Le gouvernement grec se débattait mercredi dans une partie serrée avec ses créanciers privés à la veille de l'expiration du délai qui leur a été donné pour avaliser l'effacement d'une partie de la dette souveraine grecque, sans lequel le pays est menacé d'une faillite désordonnée.
Des plus petits porteurs de titres grecs, entraînés à corps défendant dans ce grand jeu financier, aux plus grandes banques internationales, la tension montait, alimentant déclarations contradictoires et nervosité boursière, la Grèce officielle jouant le chaud et le froid.
Sauf prolongation de dernière minute, exclue par Athènes, le verdict doit tomber jeudi à 20H00 GMT pour les obligations de droit grec, environ 88% du total des près de 206 milliards de titres concernés, un délai supplémentaire courant jusqu'au 11 mars pour celles de droit étranger.
Mardi, l'Agence grecque de gestion de la dette publique (PDMA) a haussé le ton: "le programme économique grec n'envisage pas la mise à disposition de fonds pour rembourser les créditeurs du secteur privé qui refusent de participer" à l'opération, visant à effacer 107 milliards d'euros de dette grecque, a-t-elle mis en garde dans un communiqué.
Pour le quotidien Kathimérini, Athènes a ainsi averti les créanciers rétifs qu'ils s'exposaient au final à des pertes quasi-intégrales de leurs mises, au lieu de limiter les dégâts autour de 73%, comme prévu par les termes de l'opération.
Mercredi, alors que les médias égrenaient des listes d'institutions financières étrangères ayant annoncé leur ralliement, un porte-parole du gouvernement, Georges Stavropoulos, a fait part de son optimisme: "je crois que tout ira bien, les informations que nous avons sont positives", a-t-il affirmé à la radio Skaï.
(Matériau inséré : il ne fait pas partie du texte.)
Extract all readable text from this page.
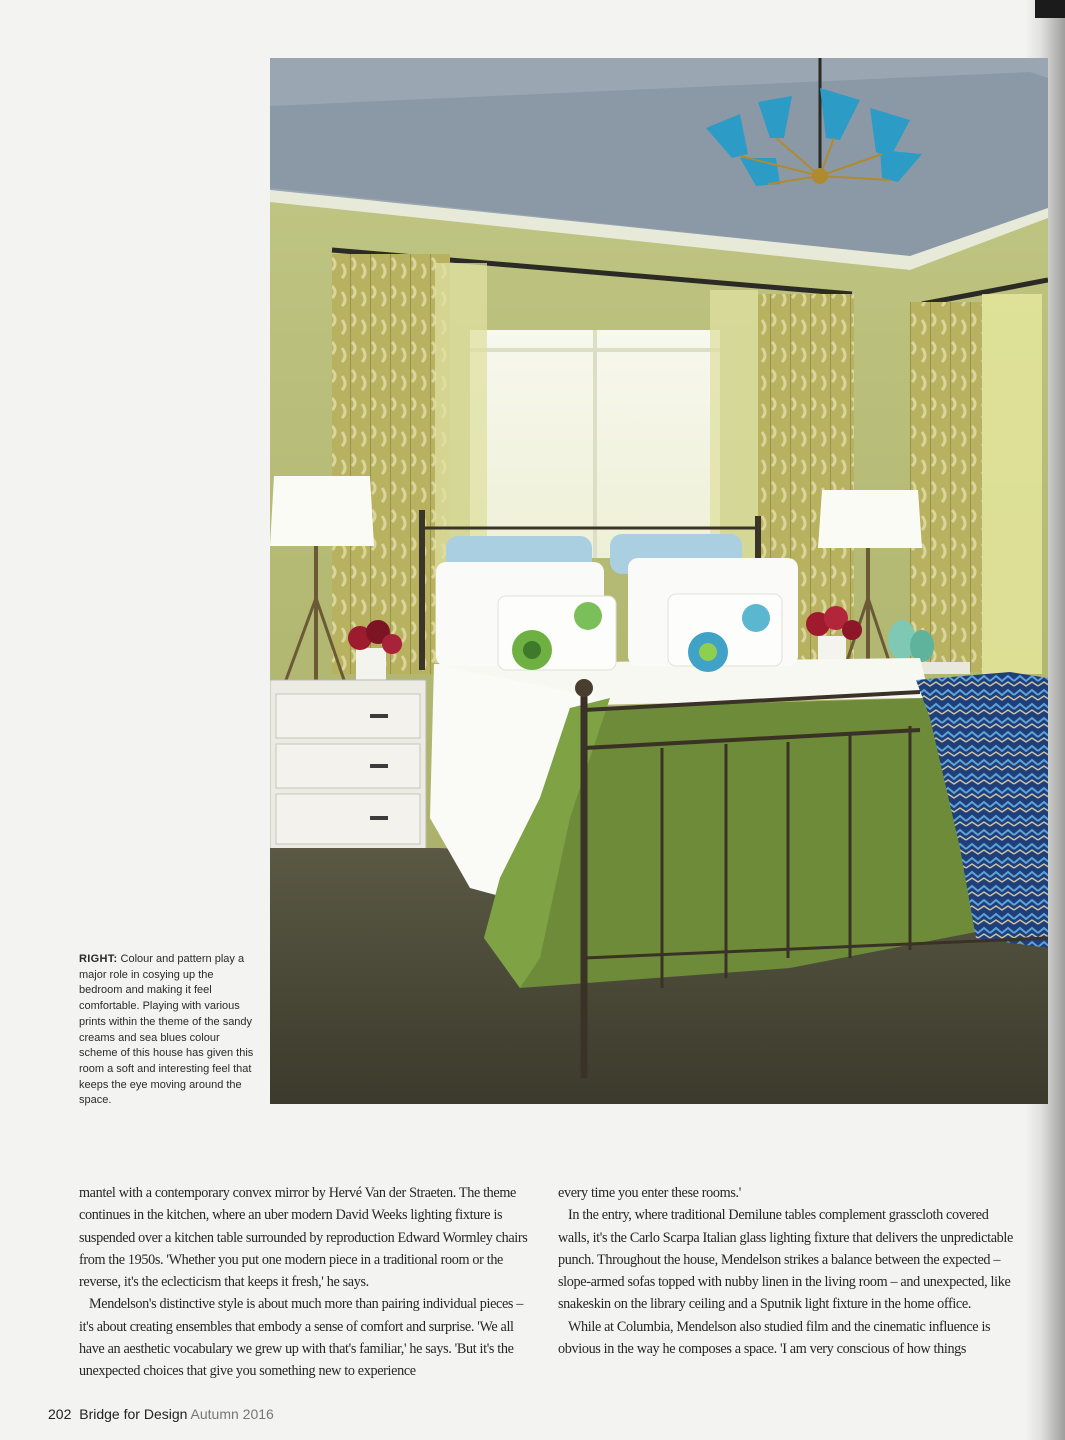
RIGHT: Colour and pattern play a major role in cosying up the bedroom and making it feel comfortable. Playing with various prints within the theme of the sandy creams and sea blues colour scheme of this house has given this room a soft and interesting feel that keeps the eye moving around the space.

mantel with a contemporary convex mirror by Hervé Van der Straeten. The theme continues in the kitchen, where an uber modern David Weeks lighting fixture is suspended over a kitchen table surrounded by reproduction Edward Wormley chairs from the 1950s. 'Whether you put one modern piece in a traditional room or the reverse, it's the eclecticism that keeps it fresh,' he says.

Mendelson's distinctive style is about much more than pairing individual pieces – it's about creating ensembles that embody a sense of comfort and surprise. 'We all have an aesthetic vocabulary we grew up with that's familiar,' he says. 'But it's the unexpected choices that give you something new to experience

every time you enter these rooms.'

In the entry, where traditional Demilune tables complement grasscloth covered walls, it's the Carlo Scarpa Italian glass lighting fixture that delivers the unpredictable punch. Throughout the house, Mendelson strikes a balance between the expected – slope-armed sofas topped with nubby linen in the living room – and unexpected, like snakeskin on the library ceiling and a Sputnik light fixture in the home office.

While at Columbia, Mendelson also studied film and the cinematic influence is obvious in the way he composes a space. 'I am very conscious of how things

202 Bridge for Design Autumn 2016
L'opération "devrait se dérouler sans accroc" car "elle reste intéressante financièrement pour le secteur privé", a aussi affirmé le commissaire européen aux Affaires économiques et financières Olli Rehn dans un entretien publié mercredi par le quotidien français Le Figaro.
L'enjeu pour la Grèce et la zone euro est d'assurer une participation d'au moins 75% des banques et fonds prêteurs à la restructuration, faute de quoi l'opération serait annulée, exposant le pays à la banqueroute dès le 20 mars, à l'expiration d'obligations d'un montant de 14,5 milliards d'euros.
Selon un rapport de l'Organisation bancaire internationale, qui a mené les négociations sur l'opération, dite PSI, au nom des créanciers privés, le choc ébranlerait toute l'économie européenne et mondiale. Opportunément dévoilée lundi, l'étude chiffre à 1.000 milliards le coût d'une banqueroute grecque.
Sur le front intérieur, les pressions du gouvernement se sont avérées partiellement payantes: à l'issue d'une réunion avec les directions des six principales banques du pays, le ministre des Finances, Evangélos Vénizélos, s'est prévalu mardi soir de les avoir convaincues d'apporter tous leurs titres.
Selon les médias, certains de ces établissements voulaient notamment exclure des prêts obligataires accordés aux entreprises publiques, pour un montant allant jusqu'à 7 milliards d'euros.
Restent cinq caisses de retraites d'assurances grecques contrôlant 2 milliards d'euros, dont celle des forces de l'ordre et celle des journalistes, qui ont décidé de bouder l'opération, leurs directions corporato-syndicalistes n'accordant aucun crédit aux promesses du gouvernement de compenser les pertes prévues, et redoutant des coupes dans les prestations.
Une quarantaine de policiers manifestant en uniforme occupaient mercredi matin les locaux de leur caisse à Athènes en soutien à cette décision. "Non au pillage des fonds", proclamait une banderole déroulée sur la façade du bâtiment.
Sept autres caisses ont toutefois dit oui, apportant 2,7 milliards, tandis que deux autres doivent encore se prononcer sur 1,7 milliard.
Le gouvernement a minimisé l'impact de la bronca, qui concerne 1% du total des titres en jeu au niveau mondial, d'autant qu'il a déjà prévenu que pour les titres relevant de son droit national, il aurait recours à des clauses d'action collective (CAC) contraignant les créanciers rétifs à suivre le mouvement.
Le ministre des Finances, Evangélos Vénizélos, s'est toutefois ému de l'effet produit: "Le marché international trouve l'offre lucrative, quel message envoyons-nous donc?", a-t-il lancé dans un entretien à la radio Realfm.